Page 102 of Bad & Bossy

Before I could even breathe, his lips crashed against mine, knocking me off balance before his hands grasped my waist to keep me in place.

My heart thundered against my ribs, my body frozen as I tried to take it in. He was here, he was working on getting sober, he was kissing me. I wanted it, yet I hated that I wanted it. I wanted him.

I didn’t move a single muscle when he pulled himself from me, his eyes wide, his demeanor so fucking small again. “I’m sorry,” he breathed, peeling himself from me finger by finger as if he couldn’t bear to let go all at once. “I… I shouldn’t have come.”

My body finally gave way, my layers of ice melting. I grabbed him by the collar of his white button-up and pulled him to me as if he was air and I was fucking suffocating. I wrapped a hand around the back of his neck, feeling the warmth of his skin, forcing him to close in on me again. His forehead pressed to mine, his breathing heavy and uneven, we stood in deafening silence just an inch from each other’s lips.

“I missed you,” he rasped, the little crack in his voice shuddering through my chest.

The pause that thickened the air between us shattered in an instant.

I kissed him as he drove me against the wall a little too roughly. A mumbled apology filled the space between our mouths but I devoured it, savoring the taste of him that I’d missed and imagined every fucking night as I fell asleep. He lifted me, slotting his hips between my legs and forcing them around his waist, desperate for contact anywhere either of us could get it.

With one arm around his neck, I pulled him in tighter, refusing to let him back away if he tried, but from the way his fingers dug into the bare flesh of my thighs and clung to my shirt, I couldn’t imagine a reality where he wanted to leave. He kissed me as if he’d never get the chance to again, as if he needed this more than I did. Maybe he did.

“I’m sorry,” I swallowed, his lips leaving mine only to press against my cheeks, my chin, my jaw. “I’m so sorry. I should have told you about Drew sooner.”

“Don’t be.”

A knot formed at the back of my throat, tainting my words as I tried to speak. “But you’ve missed out on so much,” I said.

My shirt rode up as he held me to the wall, exposing the entirety of my lower half. He didn’t even bat an eye as he pressed a kiss against the tip of my nose. “I know.”

“You missed his first word,” I croaked. The backs of my eyes burned. “You missed his first steps.”
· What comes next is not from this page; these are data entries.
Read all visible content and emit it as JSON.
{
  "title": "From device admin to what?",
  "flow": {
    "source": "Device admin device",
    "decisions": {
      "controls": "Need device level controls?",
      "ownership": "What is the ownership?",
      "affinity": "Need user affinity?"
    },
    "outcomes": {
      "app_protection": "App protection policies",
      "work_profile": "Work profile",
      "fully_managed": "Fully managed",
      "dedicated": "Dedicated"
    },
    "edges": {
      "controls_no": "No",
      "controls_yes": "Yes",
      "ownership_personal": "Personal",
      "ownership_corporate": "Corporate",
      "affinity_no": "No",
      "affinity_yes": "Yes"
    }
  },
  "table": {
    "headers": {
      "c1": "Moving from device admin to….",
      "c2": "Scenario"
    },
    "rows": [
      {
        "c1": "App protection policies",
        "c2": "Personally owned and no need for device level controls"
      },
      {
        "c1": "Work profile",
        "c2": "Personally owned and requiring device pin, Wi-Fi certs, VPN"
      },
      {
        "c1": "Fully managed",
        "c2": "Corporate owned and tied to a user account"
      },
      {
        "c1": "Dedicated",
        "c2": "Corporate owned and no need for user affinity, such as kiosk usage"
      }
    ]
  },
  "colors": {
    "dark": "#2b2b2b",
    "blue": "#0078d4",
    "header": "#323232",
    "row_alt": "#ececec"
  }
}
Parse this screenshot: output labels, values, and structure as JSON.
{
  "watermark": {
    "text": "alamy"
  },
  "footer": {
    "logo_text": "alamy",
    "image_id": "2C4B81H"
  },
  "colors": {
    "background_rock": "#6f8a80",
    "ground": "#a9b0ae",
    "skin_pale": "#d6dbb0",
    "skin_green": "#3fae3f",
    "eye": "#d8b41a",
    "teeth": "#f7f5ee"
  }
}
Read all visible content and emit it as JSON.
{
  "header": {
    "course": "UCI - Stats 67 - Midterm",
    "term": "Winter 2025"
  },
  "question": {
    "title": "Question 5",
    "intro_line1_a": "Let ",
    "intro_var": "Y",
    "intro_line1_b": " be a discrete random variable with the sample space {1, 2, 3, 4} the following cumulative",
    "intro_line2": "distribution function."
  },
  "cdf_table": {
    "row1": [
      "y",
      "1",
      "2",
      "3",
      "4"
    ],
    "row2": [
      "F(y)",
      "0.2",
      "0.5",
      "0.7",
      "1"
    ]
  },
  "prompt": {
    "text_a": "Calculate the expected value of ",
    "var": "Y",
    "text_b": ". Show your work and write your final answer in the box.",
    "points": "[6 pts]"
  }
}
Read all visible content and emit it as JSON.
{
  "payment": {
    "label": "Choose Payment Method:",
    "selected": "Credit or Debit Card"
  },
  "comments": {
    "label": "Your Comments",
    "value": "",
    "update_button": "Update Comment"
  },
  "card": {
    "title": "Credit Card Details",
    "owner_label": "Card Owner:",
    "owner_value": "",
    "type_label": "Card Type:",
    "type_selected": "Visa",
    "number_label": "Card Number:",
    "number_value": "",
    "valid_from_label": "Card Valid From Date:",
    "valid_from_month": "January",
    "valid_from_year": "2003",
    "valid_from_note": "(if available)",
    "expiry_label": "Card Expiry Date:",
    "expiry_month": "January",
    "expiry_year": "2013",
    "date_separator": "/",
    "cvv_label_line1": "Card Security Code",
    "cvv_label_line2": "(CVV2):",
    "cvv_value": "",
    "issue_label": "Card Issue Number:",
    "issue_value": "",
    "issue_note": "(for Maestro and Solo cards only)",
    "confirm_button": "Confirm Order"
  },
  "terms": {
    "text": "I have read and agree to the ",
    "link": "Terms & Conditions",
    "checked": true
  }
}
He huffed out a breath as his forehead rested against mine again, his eyes closed tightly, his brows furrowed.

“You missed his birthday.”

“I can’t tell if you’re mad at me for this,” he admitted, and I almost laughed. Almost.

“I’m mad at myself.” I buried my face in the side of his neck, cherishing his warmth and breathing him in. I missed how he smelled. I missed everything about him. “And a little mad at you. But maybe if I’d told you sooner, if I gave you something to cling to, none of this would have?—”

“Stop, baby, stop,” he sighed, one hand coming to rest on the back of my head as if I were seconds from pulling away. “Neither of us knows what would have happened. I was out of my fucking mind.”

The longer he held me, the more I had time and room to think, and for me, that was never a good thing.

The t-shirt rode up higher around my body, tugging and settling at my waist. The sensation of it pulled me closer to reality, to the situation at hand, to his I’m trying. I wanted this, I wanted him, so fucking badly I could easily lose myself in it. But I couldn’t let that happen, for Drew alone. What I wanted didn’t matter. What he needed mattered.

And Drew needed a father, yes, but more importantly, he needed a father he could rely on. He needed someone that had their shit together. Someone that wasn’t just trying but succeeding.

I’d let my feelings for Cole cloud that.

But I didn’t want to let go, didn’t want to push him away again. I wanted to stay right there, in his arms, invite him back to my bedroom and shut the door to the world. I wanted to love him easily.

The tears came too quickly, too suddenly, as I realized I was making my mind up on something I wanted to live forever in vagueness with. I dug my fingers into the side of his neck, shuddered breaths wracking my chest as I took what I knew would be the last of what I’d get from him for too long.

“What’s—”

“We can’t,” I sobbed, and his grip tightened. “I’m sorry, Cole, but we can’t do this.”

I could feel my weight shift heavily on the wall as he struggled to keep us upright, but I couldn’t bear to pull back, to look at his face, to take in the ways that I knew I was hurting him.

“I need you to be better,” I said, each word cracking the ache in my chest and increasing it tenfold. “I need you to be sober. Fully.”

He held me in silence for what felt like hours but judging by the clock hanging beside my front door, it was only minutes. I cried and he shook, his fingers so deep into my skin that I was sure he’d leave little half-moon bruises from his nails.

Until slowly, finally, with every bit of restraint in both of us, he lowered my legs and set me down.